Mohammed Mehanna
Beirut Arab University, Lebanon
Title: A step towards a safer efficient antituberculosis therapy: Formulation and assessment of Rifampicin targeted inhaled nanocomposite
Biography
Biography: Mohammed Mehanna
Abstract
Rifampicin, despite of being the most effective antitubercular drug; its efficacy encounter obstacles mainly; poor bioavailability and therapeutic activity is concentration-dependent. Nanocrystals, a new carrier-free colloidal drug delivery system, is thought as a viable drug delivery strategy to develop the poorly soluble drugs. Rifampicin nanosuspensions were fabricated using the anti-solvent precipitation technique. The impact of solvent type and flow rate, stabilizer type and concentration, stirring time and apparatus together with the solvent-antisolvent volume ratios on this controlled nanocrystallization have been evaluated. Nanocrystals were characterized by TEM, particle size and zeta potential analysis, solubility and dissolution profiles.

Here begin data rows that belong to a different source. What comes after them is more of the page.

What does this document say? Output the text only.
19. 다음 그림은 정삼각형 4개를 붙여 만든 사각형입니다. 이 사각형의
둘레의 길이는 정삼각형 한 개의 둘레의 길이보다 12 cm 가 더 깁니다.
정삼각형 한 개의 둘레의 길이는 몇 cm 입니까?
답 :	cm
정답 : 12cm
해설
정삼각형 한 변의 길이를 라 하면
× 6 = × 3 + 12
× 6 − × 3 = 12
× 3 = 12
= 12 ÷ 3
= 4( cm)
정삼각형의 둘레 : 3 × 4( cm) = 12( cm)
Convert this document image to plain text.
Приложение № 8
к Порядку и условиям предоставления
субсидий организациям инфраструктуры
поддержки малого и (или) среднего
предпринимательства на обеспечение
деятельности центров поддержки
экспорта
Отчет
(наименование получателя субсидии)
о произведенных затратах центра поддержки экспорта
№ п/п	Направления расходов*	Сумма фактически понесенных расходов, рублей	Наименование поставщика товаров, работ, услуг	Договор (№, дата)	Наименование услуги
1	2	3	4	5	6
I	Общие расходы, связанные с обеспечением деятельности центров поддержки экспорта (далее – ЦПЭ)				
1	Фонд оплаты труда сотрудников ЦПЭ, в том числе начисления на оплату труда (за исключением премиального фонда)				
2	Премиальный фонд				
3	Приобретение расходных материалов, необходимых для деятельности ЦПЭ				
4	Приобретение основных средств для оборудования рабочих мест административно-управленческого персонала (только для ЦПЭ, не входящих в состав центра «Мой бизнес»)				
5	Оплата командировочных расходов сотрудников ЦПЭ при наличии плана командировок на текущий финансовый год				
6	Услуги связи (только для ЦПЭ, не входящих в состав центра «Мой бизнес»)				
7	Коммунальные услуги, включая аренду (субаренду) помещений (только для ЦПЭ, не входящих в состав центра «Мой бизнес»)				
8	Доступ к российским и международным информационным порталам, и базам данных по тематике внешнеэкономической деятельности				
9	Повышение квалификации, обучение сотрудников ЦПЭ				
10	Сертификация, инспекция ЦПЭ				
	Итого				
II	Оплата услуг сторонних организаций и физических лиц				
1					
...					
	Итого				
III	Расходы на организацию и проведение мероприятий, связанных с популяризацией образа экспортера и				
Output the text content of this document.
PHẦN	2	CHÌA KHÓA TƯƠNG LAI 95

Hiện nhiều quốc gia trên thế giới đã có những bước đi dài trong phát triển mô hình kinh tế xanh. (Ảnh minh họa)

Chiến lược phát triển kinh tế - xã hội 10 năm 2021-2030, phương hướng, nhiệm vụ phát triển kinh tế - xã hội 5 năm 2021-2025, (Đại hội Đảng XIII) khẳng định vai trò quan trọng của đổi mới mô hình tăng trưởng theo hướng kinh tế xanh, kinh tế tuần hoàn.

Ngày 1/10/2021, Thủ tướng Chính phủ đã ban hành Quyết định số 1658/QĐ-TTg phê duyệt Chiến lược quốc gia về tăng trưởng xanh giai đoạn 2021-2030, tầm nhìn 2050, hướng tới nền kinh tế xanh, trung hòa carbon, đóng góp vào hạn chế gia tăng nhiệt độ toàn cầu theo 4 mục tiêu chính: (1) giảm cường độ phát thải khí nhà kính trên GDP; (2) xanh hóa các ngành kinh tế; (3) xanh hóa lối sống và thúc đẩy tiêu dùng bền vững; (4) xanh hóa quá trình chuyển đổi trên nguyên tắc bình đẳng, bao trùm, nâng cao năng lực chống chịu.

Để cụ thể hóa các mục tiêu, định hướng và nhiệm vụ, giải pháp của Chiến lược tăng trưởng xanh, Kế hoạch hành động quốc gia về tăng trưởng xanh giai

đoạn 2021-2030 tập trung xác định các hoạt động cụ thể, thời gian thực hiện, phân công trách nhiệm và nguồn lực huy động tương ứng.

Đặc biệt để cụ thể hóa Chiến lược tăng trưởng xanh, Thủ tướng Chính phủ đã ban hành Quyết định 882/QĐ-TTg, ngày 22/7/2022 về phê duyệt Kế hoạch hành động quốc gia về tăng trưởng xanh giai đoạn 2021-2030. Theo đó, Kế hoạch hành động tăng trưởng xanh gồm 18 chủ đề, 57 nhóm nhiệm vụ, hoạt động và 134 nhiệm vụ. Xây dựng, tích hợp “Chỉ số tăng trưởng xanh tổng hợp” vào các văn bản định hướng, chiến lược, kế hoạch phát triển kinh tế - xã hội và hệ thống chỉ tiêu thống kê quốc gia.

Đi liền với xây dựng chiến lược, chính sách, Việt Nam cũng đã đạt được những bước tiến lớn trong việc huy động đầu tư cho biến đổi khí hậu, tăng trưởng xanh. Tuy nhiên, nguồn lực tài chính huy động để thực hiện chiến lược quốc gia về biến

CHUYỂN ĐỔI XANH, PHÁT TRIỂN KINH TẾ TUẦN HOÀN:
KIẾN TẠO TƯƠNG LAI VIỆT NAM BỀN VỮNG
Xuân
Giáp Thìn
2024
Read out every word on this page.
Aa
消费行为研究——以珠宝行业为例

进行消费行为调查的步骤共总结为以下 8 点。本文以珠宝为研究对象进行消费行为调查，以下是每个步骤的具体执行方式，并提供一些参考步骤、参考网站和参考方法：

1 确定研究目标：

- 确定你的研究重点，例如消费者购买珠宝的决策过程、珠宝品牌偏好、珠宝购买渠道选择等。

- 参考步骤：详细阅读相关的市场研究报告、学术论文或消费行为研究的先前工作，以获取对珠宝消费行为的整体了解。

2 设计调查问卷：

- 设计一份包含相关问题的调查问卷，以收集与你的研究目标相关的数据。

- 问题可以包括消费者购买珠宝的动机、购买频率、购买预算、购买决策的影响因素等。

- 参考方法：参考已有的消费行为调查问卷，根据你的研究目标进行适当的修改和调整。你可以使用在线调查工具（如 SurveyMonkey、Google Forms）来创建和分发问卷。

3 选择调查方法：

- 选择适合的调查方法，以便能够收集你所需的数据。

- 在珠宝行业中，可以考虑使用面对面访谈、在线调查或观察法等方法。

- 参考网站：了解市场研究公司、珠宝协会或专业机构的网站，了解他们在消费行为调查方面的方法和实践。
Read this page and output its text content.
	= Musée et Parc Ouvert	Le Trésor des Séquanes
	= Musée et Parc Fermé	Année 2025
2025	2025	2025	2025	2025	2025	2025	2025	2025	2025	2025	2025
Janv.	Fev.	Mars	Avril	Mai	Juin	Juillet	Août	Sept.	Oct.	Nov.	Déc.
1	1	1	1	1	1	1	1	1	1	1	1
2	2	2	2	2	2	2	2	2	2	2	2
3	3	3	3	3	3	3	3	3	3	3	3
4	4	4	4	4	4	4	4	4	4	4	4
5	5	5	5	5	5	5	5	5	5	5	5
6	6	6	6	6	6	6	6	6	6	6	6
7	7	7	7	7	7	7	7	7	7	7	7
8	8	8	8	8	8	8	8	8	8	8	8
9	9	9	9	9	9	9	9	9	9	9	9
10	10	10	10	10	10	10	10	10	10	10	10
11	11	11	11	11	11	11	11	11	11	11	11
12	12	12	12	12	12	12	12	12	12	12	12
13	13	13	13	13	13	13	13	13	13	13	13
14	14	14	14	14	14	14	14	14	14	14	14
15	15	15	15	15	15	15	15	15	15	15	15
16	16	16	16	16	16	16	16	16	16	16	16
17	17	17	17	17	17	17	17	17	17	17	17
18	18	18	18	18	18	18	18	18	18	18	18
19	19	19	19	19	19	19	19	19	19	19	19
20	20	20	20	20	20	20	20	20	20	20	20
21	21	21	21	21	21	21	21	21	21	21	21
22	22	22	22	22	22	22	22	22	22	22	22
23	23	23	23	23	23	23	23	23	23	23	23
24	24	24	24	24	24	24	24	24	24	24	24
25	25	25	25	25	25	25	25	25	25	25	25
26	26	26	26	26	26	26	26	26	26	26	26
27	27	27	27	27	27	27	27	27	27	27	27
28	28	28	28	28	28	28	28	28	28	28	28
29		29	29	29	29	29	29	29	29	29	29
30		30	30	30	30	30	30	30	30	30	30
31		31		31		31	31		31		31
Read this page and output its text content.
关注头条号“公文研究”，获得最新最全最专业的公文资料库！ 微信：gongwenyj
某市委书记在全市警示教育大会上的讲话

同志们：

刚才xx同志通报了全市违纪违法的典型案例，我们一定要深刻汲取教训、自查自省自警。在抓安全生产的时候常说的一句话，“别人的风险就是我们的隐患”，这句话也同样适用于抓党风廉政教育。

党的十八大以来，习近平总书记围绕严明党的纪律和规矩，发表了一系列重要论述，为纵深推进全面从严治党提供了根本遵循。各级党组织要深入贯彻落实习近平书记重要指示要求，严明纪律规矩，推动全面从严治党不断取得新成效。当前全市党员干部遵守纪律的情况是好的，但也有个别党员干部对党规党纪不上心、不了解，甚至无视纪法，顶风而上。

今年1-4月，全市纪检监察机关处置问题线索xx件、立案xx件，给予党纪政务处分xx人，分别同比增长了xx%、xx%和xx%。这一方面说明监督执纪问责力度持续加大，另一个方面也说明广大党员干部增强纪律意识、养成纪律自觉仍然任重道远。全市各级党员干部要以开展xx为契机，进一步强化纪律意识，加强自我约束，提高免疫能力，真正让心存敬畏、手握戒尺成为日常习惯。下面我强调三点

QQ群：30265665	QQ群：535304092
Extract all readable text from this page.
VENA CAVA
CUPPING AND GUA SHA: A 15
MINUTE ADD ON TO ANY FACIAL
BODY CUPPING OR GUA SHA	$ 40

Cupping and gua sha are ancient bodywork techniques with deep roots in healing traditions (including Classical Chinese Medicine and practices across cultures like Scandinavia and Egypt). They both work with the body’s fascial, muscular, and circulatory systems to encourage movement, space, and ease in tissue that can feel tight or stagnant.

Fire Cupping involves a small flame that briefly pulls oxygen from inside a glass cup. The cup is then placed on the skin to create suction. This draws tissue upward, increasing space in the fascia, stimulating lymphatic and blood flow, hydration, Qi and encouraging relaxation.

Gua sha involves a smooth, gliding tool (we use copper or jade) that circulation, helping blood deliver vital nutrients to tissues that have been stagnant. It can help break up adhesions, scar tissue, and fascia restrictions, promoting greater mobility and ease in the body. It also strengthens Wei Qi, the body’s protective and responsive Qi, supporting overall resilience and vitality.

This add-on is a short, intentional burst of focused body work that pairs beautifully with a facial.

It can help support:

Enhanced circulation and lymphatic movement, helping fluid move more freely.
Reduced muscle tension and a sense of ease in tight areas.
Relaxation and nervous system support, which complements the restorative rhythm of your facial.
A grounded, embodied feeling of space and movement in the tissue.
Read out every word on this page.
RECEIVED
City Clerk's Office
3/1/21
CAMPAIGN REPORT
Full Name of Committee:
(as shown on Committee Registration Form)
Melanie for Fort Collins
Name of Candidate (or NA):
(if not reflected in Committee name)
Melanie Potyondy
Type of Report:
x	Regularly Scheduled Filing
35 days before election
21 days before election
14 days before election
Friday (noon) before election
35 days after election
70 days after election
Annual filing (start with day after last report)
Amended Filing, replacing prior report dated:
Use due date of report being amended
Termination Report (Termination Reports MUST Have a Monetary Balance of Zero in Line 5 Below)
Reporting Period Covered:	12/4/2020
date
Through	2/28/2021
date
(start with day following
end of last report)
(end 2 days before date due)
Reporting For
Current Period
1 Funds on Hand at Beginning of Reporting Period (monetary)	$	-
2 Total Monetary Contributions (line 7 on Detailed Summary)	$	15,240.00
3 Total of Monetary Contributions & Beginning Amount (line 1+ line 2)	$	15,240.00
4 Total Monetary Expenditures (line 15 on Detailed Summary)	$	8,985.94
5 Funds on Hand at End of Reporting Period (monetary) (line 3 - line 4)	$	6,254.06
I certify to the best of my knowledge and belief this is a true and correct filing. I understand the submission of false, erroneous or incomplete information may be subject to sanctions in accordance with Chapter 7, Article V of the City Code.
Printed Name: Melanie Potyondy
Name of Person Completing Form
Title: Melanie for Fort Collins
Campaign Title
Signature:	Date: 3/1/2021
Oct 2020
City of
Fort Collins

The compatibility between RIF and the stabilizer were investigated via FTIR and the DSC techniques. The shelf-life stability of the optimized nanosuspension was assessed within a period of three months at different storage temperatures. Cell cytotoxicity was evaluated using MTT assay on lung epithelial cells. In addition, design of an inhaled targeted nanocomposite based carbohydrate was performed and their aerosolization performance was assessed. The results obtained highlighted that polyvinyl alcohol at 0.4% w/v, 1:15 methanol to deionized water volume ratio and 30 min sonication were the optimal parameters for RIF NS preparation. Nanocrystals were obtained with a particle size (101 nm) and zeta potential (-26mV) additionally, exhibited 50 folds enhancement in rifampicin solubility and 97% of RIF was dissolved after 10 minutes. The prepared nanosuspension was stable at 4±0.5 °C with no significant change in particle size or zeta potential. The MTT cytotoxicity assay of rifampicin nanosuspension demonstrated a good safety profile, reduction in cell cytotoxicity with IC50 values of 0.5 and 0.8 mg/mL for rifampicin powder and optimized nanocrystals, respectively. With aid of some carbohydrates, nanocrystals were transformed into decorated microparticles, which is suitable for inhalation therapy. The formulated nanocomposite was able to deliver the drug to the infected alveoli. Novel rifampicin-loaded nanocomposite could be followed as an approach for enhancing rifampicin therapeutic outcomes which initiating the generation of a wave for an efficient strategy for safe targeted delivery of such a poorly soluble drug to the lung.